Speed: “Opus is slower than Sonnet—you’ll notice this” appears in multiple reviews. The trade-off between intelligence and latency is real.
Occasionally over-engineers: Some users report Opus “produces more infrastructure than needed,” suggesting too much capability can be a liability for simple tasks.
Expert verdict
Zvi Mowshowitz’s analysis: “Claude Opus 4.5 Is The Best Model Available… This is clearly the best model. The benchmark lead is clear and consistent.”
The consensus: Opus 4.5 is the capability leader, but Sonnet remains the daily driver for most workflows.
Version history
| Version | Released | Key changes |
|---|---|---|
| Claude Opus 4.5 | Nov 24, 2025 | 80.9% SWE-bench, 67% price cut, effort parameter |
| Claude Haiku 4.5 | Oct 2025 | Fast tier for 4.5 family |
| Claude Sonnet 4.5 | Sep 2025 | Best-value coding model |
| Claude Opus 4.1 | Aug 2025 | Previous flagship |
| Claude Opus 4 | May 2025 | Initial Claude 4 flagship |
| Claude Sonnet 4 | May 2025 | Tool use, computer use SOTA |
Opus 4.1 remains available via API for users who need backward compatibility.
FAQ
Is Claude Opus 4.5 better than GPT-5.1?
For coding—yes. Opus 4.5 leads with 80.9% vs 76.3% on SWE-bench and 37.6% vs 17.6% on ARC-AGI-2. However, GPT-5.1 costs 4x less for input tokens and is faster. Choose based on whether you prioritise capability or cost.
How much does Claude Opus 4.5 cost?
$5.00 per million input tokens, $25.00 per million output tokens. Cached inputs drop to $0.50/MTok (90% off). Batch API offers 50% discount. This is 67% cheaper than Opus 4.1’s $15/$75 pricing.
Can I use Claude Opus 4.5 for free?
No. Opus 4.5 is not available on the free tier. You need Claude Pro ($20/month), Claude Max ($100+/month), or API access. Pro users access Opus via the model dropdown.

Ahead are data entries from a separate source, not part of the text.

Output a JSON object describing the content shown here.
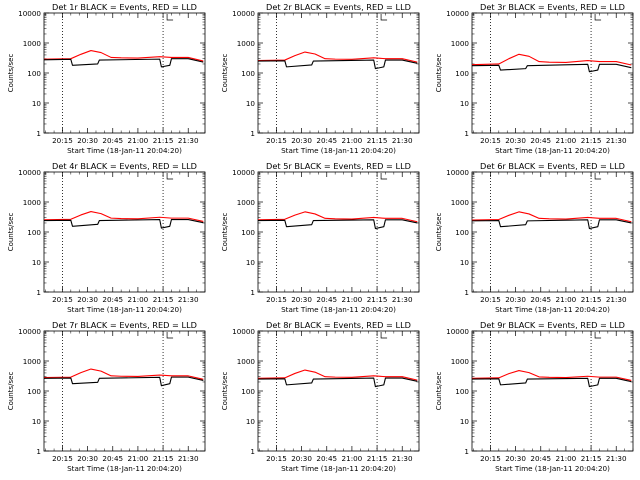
{
  "colors": {
    "events": "#000000",
    "lld": "#ff0000",
    "background": "#ffffff"
  },
  "chart_data": [
    {
      "type": "line",
      "title": "Det 1r BLACK = Events, RED = LLD",
      "xlabel": "Start Time (18-Jan-11 20:04:20)",
      "ylabel": "Counts/sec",
      "yscale": "log",
      "ylim": [
        1,
        10000
      ],
      "y_ticks": [
        "1",
        "10",
        "100",
        "1000",
        "10000"
      ],
      "x_ticks": [
        "20:15",
        "20:30",
        "20:45",
        "21:00",
        "21:15",
        "21:30"
      ],
      "xlim_minutes": [
        "20:04",
        "21:40"
      ],
      "marker_lines": [
        "20:15",
        "21:15"
      ],
      "grid": false,
      "legend": "title",
      "series": [
        {
          "name": "LLD",
          "color": "#ff0000",
          "x": [
            "20:04",
            "20:20",
            "20:26",
            "20:32",
            "20:38",
            "20:44",
            "20:50",
            "21:00",
            "21:13",
            "21:20",
            "21:30",
            "21:39"
          ],
          "y": [
            290,
            300,
            420,
            560,
            480,
            330,
            320,
            315,
            350,
            330,
            330,
            250
          ]
        },
        {
          "name": "Events",
          "color": "#000000",
          "x": [
            "20:04",
            "20:20",
            "20:21",
            "20:36",
            "20:37",
            "21:13",
            "21:14",
            "21:19",
            "21:20",
            "21:30",
            "21:39"
          ],
          "y": [
            275,
            285,
            180,
            200,
            270,
            290,
            160,
            180,
            300,
            300,
            230
          ]
        }
      ]
    },
    {
      "type": "line",
      "title": "Det 2r BLACK = Events, RED = LLD",
      "xlabel": "Start Time (18-Jan-11 20:04:20)",
      "ylabel": "Counts/sec",
      "yscale": "log",
      "ylim": [
        1,
        10000
      ],
      "y_ticks": [
        "1",
        "10",
        "100",
        "1000",
        "10000"
      ],
      "x_ticks": [
        "20:15",
        "20:30",
        "20:45",
        "21:00",
        "21:15",
        "21:30"
      ],
      "xlim_minutes": [
        "20:04",
        "21:40"
      ],
      "marker_lines": [
        "20:15",
        "21:15"
      ],
      "grid": false,
      "legend": "title",
      "series": [
        {
          "name": "LLD",
          "color": "#ff0000",
          "x": [
            "20:04",
            "20:20",
            "20:26",
            "20:32",
            "20:38",
            "20:44",
            "20:50",
            "21:00",
            "21:13",
            "21:20",
            "21:30",
            "21:39"
          ],
          "y": [
            260,
            270,
            380,
            500,
            430,
            300,
            290,
            285,
            320,
            300,
            300,
            230
          ]
        },
        {
          "name": "Events",
          "color": "#000000",
          "x": [
            "20:04",
            "20:20",
            "20:21",
            "20:36",
            "20:37",
            "21:13",
            "21:14",
            "21:19",
            "21:20",
            "21:30",
            "21:39"
          ],
          "y": [
            250,
            255,
            160,
            185,
            250,
            270,
            140,
            160,
            270,
            270,
            210
          ]
        }
      ]
    },
    {
      "type": "line",
      "title": "Det 3r BLACK = Events, RED = LLD",
      "xlabel": "Start Time (18-Jan-11 20:04:20)",
      "ylabel": "Counts/sec",
      "yscale": "log",
      "ylim": [
        1,
        10000
      ],
      "y_ticks": [
        "1",
        "10",
        "100",
        "1000",
        "10000"
      ],
      "x_ticks": [
        "20:15",
        "20:30",
        "20:45",
        "21:00",
        "21:15",
        "21:30"
      ],
      "xlim_minutes": [
        "20:04",
        "21:40"
      ],
      "marker_lines": [
        "20:15",
        "21:15"
      ],
      "grid": false,
      "legend": "title",
      "series": [
        {
          "name": "LLD",
          "color": "#ff0000",
          "x": [
            "20:04",
            "20:20",
            "20:26",
            "20:32",
            "20:38",
            "20:44",
            "20:50",
            "21:00",
            "21:13",
            "21:20",
            "21:30",
            "21:39"
          ],
          "y": [
            190,
            200,
            300,
            420,
            360,
            240,
            230,
            225,
            260,
            240,
            240,
            185
          ]
        },
        {
          "name": "Events",
          "color": "#000000",
          "x": [
            "20:04",
            "20:20",
            "20:21",
            "20:36",
            "20:37",
            "21:13",
            "21:14",
            "21:19",
            "21:20",
            "21:30",
            "21:39"
          ],
          "y": [
            175,
            180,
            125,
            140,
            175,
            195,
            110,
            125,
            195,
            195,
            150
          ]
        }
      ]
    },
    {
      "type": "line",
      "title": "Det 4r BLACK = Events, RED = LLD",
      "xlabel": "Start Time (18-Jan-11 20:04:20)",
      "ylabel": "Counts/sec",
      "yscale": "log",
      "ylim": [
        1,
        10000
      ],
      "y_ticks": [
        "1",
        "10",
        "100",
        "1000",
        "10000"
      ],
      "x_ticks": [
        "20:15",
        "20:30",
        "20:45",
        "21:00",
        "21:15",
        "21:30"
      ],
      "xlim_minutes": [
        "20:04",
        "21:40"
      ],
      "marker_lines": [
        "20:15",
        "21:15"
      ],
      "grid": false,
      "legend": "title",
      "series": [
        {
          "name": "LLD",
          "color": "#ff0000",
          "x": [
            "20:04",
            "20:20",
            "20:26",
            "20:32",
            "20:38",
            "20:44",
            "20:50",
            "21:00",
            "21:13",
            "21:20",
            "21:30",
            "21:39"
          ],
          "y": [
            255,
            265,
            370,
            480,
            410,
            290,
            280,
            275,
            310,
            290,
            290,
            225
          ]
        },
        {
          "name": "Events",
          "color": "#000000",
          "x": [
            "20:04",
            "20:20",
            "20:21",
            "20:36",
            "20:37",
            "21:13",
            "21:14",
            "21:19",
            "21:20",
            "21:30",
            "21:39"
          ],
          "y": [
            240,
            245,
            155,
            180,
            240,
            260,
            135,
            155,
            260,
            260,
            205
          ]
        }
      ]
    },
    {
      "type": "line",
      "title": "Det 5r BLACK = Events, RED = LLD",
      "xlabel": "Start Time (18-Jan-11 20:04:20)",
      "ylabel": "Counts/sec",
      "yscale": "log",
      "ylim": [
        1,
        10000
      ],
      "y_ticks": [
        "1",
        "10",
        "100",
        "1000",
        "10000"
      ],
      "x_ticks": [
        "20:15",
        "20:30",
        "20:45",
        "21:00",
        "21:15",
        "21:30"
      ],
      "xlim_minutes": [
        "20:04",
        "21:40"
      ],
      "marker_lines": [
        "20:15",
        "21:15"
      ],
      "grid": false,
      "legend": "title",
      "series": [
        {
          "name": "LLD",
          "color": "#ff0000",
          "x": [
            "20:04",
            "20:20",
            "20:26",
            "20:32",
            "20:38",
            "20:44",
            "20:50",
            "21:00",
            "21:13",
            "21:20",
            "21:30",
            "21:39"
          ],
          "y": [
            255,
            265,
            365,
            470,
            400,
            285,
            275,
            270,
            305,
            285,
            285,
            220
          ]
        },
        {
          "name": "Events",
          "color": "#000000",
          "x": [
            "20:04",
            "20:20",
            "20:21",
            "20:36",
            "20:37",
            "21:13",
            "21:14",
            "21:19",
            "21:20",
            "21:30",
            "21:39"
          ],
          "y": [
            240,
            245,
            150,
            175,
            240,
            255,
            130,
            150,
            255,
            255,
            200
          ]
        }
      ]
    },
    {
      "type": "line",
      "title": "Det 6r BLACK = Events, RED = LLD",
      "xlabel": "Start Time (18-Jan-11 20:04:20)",
      "ylabel": "Counts/sec",
      "yscale": "log",
      "ylim": [
        1,
        10000
      ],
      "y_ticks": [
        "1",
        "10",
        "100",
        "1000",
        "10000"
      ],
      "x_ticks": [
        "20:15",
        "20:30",
        "20:45",
        "21:00",
        "21:15",
        "21:30"
      ],
      "xlim_minutes": [
        "20:04",
        "21:40"
      ],
      "marker_lines": [
        "20:15",
        "21:15"
      ],
      "grid": false,
      "legend": "title",
      "series": [
        {
          "name": "LLD",
          "color": "#ff0000",
          "x": [
            "20:04",
            "20:20",
            "20:26",
            "20:32",
            "20:38",
            "20:44",
            "20:50",
            "21:00",
            "21:13",
            "21:20",
            "21:30",
            "21:39"
          ],
          "y": [
            250,
            260,
            360,
            470,
            400,
            285,
            275,
            270,
            305,
            285,
            285,
            220
          ]
        },
        {
          "name": "Events",
          "color": "#000000",
          "x": [
            "20:04",
            "20:20",
            "20:21",
            "20:36",
            "20:37",
            "21:13",
            "21:14",
            "21:19",
            "21:20",
            "21:30",
            "21:39"
          ],
          "y": [
            235,
            240,
            150,
            175,
            235,
            255,
            130,
            150,
            255,
            255,
            200
          ]
        }
      ]
    },
    {
      "type": "line",
      "title": "Det 7r BLACK = Events, RED = LLD",
      "xlabel": "Start Time (18-Jan-11 20:04:20)",
      "ylabel": "Counts/sec",
      "yscale": "log",
      "ylim": [
        1,
        10000
      ],
      "y_ticks": [
        "1",
        "10",
        "100",
        "1000",
        "10000"
      ],
      "x_ticks": [
        "20:15",
        "20:30",
        "20:45",
        "21:00",
        "21:15",
        "21:30"
      ],
      "xlim_minutes": [
        "20:04",
        "21:40"
      ],
      "marker_lines": [
        "20:15",
        "21:15"
      ],
      "grid": false,
      "legend": "title",
      "series": [
        {
          "name": "LLD",
          "color": "#ff0000",
          "x": [
            "20:04",
            "20:20",
            "20:26",
            "20:32",
            "20:38",
            "20:44",
            "20:50",
            "21:00",
            "21:13",
            "21:20",
            "21:30",
            "21:39"
          ],
          "y": [
            280,
            290,
            410,
            540,
            460,
            320,
            310,
            305,
            340,
            320,
            320,
            245
          ]
        },
        {
          "name": "Events",
          "color": "#000000",
          "x": [
            "20:04",
            "20:20",
            "20:21",
            "20:36",
            "20:37",
            "21:13",
            "21:14",
            "21:19",
            "21:20",
            "21:30",
            "21:39"
          ],
          "y": [
            265,
            270,
            175,
            195,
            265,
            285,
            150,
            175,
            290,
            290,
            225
          ]
        }
      ]
    },
    {
      "type": "line",
      "title": "Det 8r BLACK = Events, RED = LLD",
      "xlabel": "Start Time (18-Jan-11 20:04:20)",
      "ylabel": "Counts/sec",
      "yscale": "log",
      "ylim": [
        1,
        10000
      ],
      "y_ticks": [
        "1",
        "10",
        "100",
        "1000",
        "10000"
      ],
      "x_ticks": [
        "20:15",
        "20:30",
        "20:45",
        "21:00",
        "21:15",
        "21:30"
      ],
      "xlim_minutes": [
        "20:04",
        "21:40"
      ],
      "marker_lines": [
        "20:15",
        "21:15"
      ],
      "grid": false,
      "legend": "title",
      "series": [
        {
          "name": "LLD",
          "color": "#ff0000",
          "x": [
            "20:04",
            "20:20",
            "20:26",
            "20:32",
            "20:38",
            "20:44",
            "20:50",
            "21:00",
            "21:13",
            "21:20",
            "21:30",
            "21:39"
          ],
          "y": [
            265,
            275,
            385,
            500,
            425,
            300,
            290,
            285,
            320,
            300,
            300,
            230
          ]
        },
        {
          "name": "Events",
          "color": "#000000",
          "x": [
            "20:04",
            "20:20",
            "20:21",
            "20:36",
            "20:37",
            "21:13",
            "21:14",
            "21:19",
            "21:20",
            "21:30",
            "21:39"
          ],
          "y": [
            250,
            255,
            160,
            185,
            250,
            270,
            140,
            160,
            270,
            270,
            210
          ]
        }
      ]
    },
    {
      "type": "line",
      "title": "Det 9r BLACK = Events, RED = LLD",
      "xlabel": "Start Time (18-Jan-11 20:04:20)",
      "ylabel": "Counts/sec",
      "yscale": "log",
      "ylim": [
        1,
        10000
      ],
      "y_ticks": [
        "1",
        "10",
        "100",
        "1000",
        "10000"
      ],
      "x_ticks": [
        "20:15",
        "20:30",
        "20:45",
        "21:00",
        "21:15",
        "21:30"
      ],
      "xlim_minutes": [
        "20:04",
        "21:40"
      ],
      "marker_lines": [
        "20:15",
        "21:15"
      ],
      "grid": false,
      "legend": "title",
      "series": [
        {
          "name": "LLD",
          "color": "#ff0000",
          "x": [
            "20:04",
            "20:20",
            "20:26",
            "20:32",
            "20:38",
            "20:44",
            "20:50",
            "21:00",
            "21:13",
            "21:20",
            "21:30",
            "21:39"
          ],
          "y": [
            265,
            275,
            380,
            480,
            410,
            295,
            285,
            280,
            310,
            290,
            290,
            225
          ]
        },
        {
          "name": "Events",
          "color": "#000000",
          "x": [
            "20:04",
            "20:20",
            "20:21",
            "20:36",
            "20:37",
            "21:13",
            "21:14",
            "21:19",
            "21:20",
            "21:30",
            "21:39"
          ],
          "y": [
            250,
            255,
            160,
            185,
            250,
            265,
            140,
            160,
            265,
            265,
            205
          ]
        }
      ]
    }
  ]
}
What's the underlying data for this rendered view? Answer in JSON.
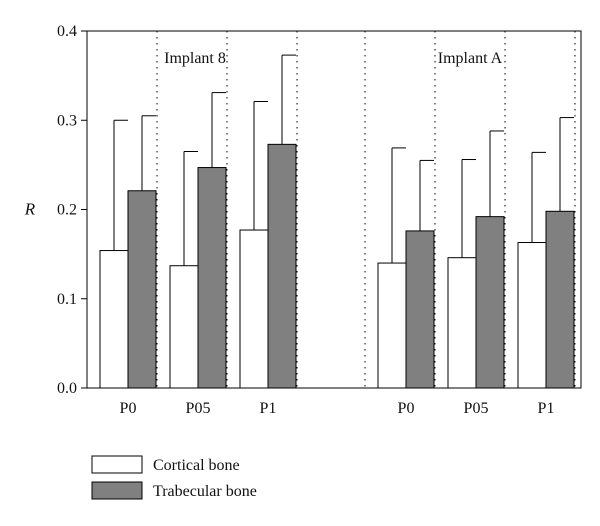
{
  "chart_data": {
    "type": "bar",
    "ylabel": "R",
    "ylim": [
      0,
      0.4
    ],
    "yticks": [
      "0.0",
      "0.1",
      "0.2",
      "0.3",
      "0.4"
    ],
    "colors": {
      "cortical": "#ffffff",
      "trabecular": "#808080",
      "axis": "#000000"
    },
    "groups": [
      {
        "title": "Implant 8",
        "categories": [
          "P0",
          "P05",
          "P1"
        ],
        "series": [
          {
            "name": "Cortical bone",
            "values": [
              0.154,
              0.137,
              0.177
            ],
            "errors": [
              0.146,
              0.128,
              0.144
            ]
          },
          {
            "name": "Trabecular bone",
            "values": [
              0.221,
              0.247,
              0.273
            ],
            "errors": [
              0.084,
              0.084,
              0.1
            ]
          }
        ]
      },
      {
        "title": "Implant A",
        "categories": [
          "P0",
          "P05",
          "P1"
        ],
        "series": [
          {
            "name": "Cortical bone",
            "values": [
              0.14,
              0.146,
              0.163
            ],
            "errors": [
              0.129,
              0.11,
              0.101
            ]
          },
          {
            "name": "Trabecular bone",
            "values": [
              0.176,
              0.192,
              0.198
            ],
            "errors": [
              0.079,
              0.096,
              0.105
            ]
          }
        ]
      }
    ],
    "legend": [
      {
        "label": "Cortical bone",
        "series": "cortical"
      },
      {
        "label": "Trabecular bone",
        "series": "trabecular"
      }
    ],
    "legend_position": "bottom-left",
    "grid": false
  }
}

What’s the difference between Opus 4.5 and Sonnet 4.5?
Opus 4.5 (80.9% SWE-bench) is Anthropic’s most capable model for complex tasks. Sonnet 4.5 (77.2% SWE-bench) offers ~95% of the capability at 60% of the price ($3/$15 vs $5/$25). Most developers use Sonnet daily and reserve Opus for hard problems.
Is Opus 4.5 worth upgrading from Opus 4.1?
Yes—you get better performance at 67% lower cost. The token efficiency improvements mean most tasks actually cost less despite the capability increase.
Does Opus 4.5 support 1 million token context?
No. Opus 4.5 has a 200K token context window. Only Sonnet 4 and Sonnet 4.5 support the 1M context beta. This is a notable limitation versus GPT-5.1 (400K) and Gemini 3 Pro (1M+).
What is Opus 4.5 best at?
Complex coding tasks, multi-file refactoring, agentic workflows, computer use, and problems requiring genuine reasoning. It’s the model to use “when you cannot afford to be wrong.”
Where is Opus 4.5 available?
Claude.ai (Pro/Max/Team/Enterprise), Anthropic API, Amazon Bedrock, Google Cloud Vertex AI, Microsoft Azure Foundry (preview), GitHub Copilot (preview), Cursor, and OpenRouter.